Um unsere Vision einer Welt ohne fossile Energien zu verwirklichen, wollen wir unsere Technologie für die Integration auf so vielen Fahrzeugen wie möglich durch Lizenzierung zur Verfügung stellen. Vor kurzem haben wir eine Absichtserklärung mit dem französischen Unternehmen „Easy Mile“ unterzeichnet. Darüber hinaus haben wir mehrere Absichtserklärungen mit geschätzten europäischen Partnern aus den Bereichen Lkw-, Bahn- und Schiffstransport sowie eine Projektpartnerschaft mit dem finnischen Unternehmen „Valoe“ unterzeichnet.

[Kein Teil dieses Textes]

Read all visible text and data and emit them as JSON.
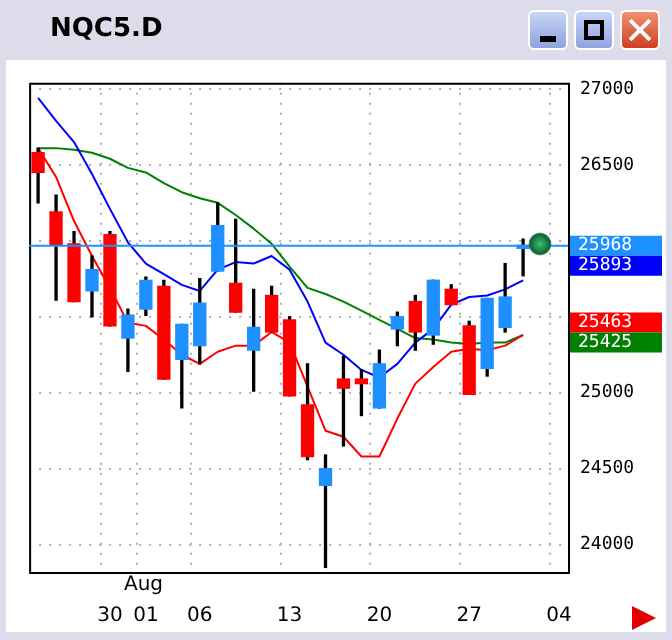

- Ist die Technologie nur etwas für Kraftfahrzeuge? Oder gibt es auch andere Bereiche, in die sie vordringen könnte?
Unsere patentierte Solartechnologie kann zu einer Reihe komplexer Geometrien geformt werden, um eine nahtlose, flexible und leichte Lösung für das Aufladen von Solarstrom zu liefern. Die Bandbreite möglicher Anwendungen ist groß und reicht von Schiffen über Schienenfahrzeuge bis hin zu Straßenfahrzeugen unterschiedlicher Größen.
Mathieu Baudrit - SNA

Mathieu Baudrit ist Director der Photovoltaik Integration bei „Sono Motors“. Mathieu hat knapp zwei Jahrzehnte Erfahrung in der Photovoltaik-Innovation, sowohl im akademischen Bereich als auch in der Industrie.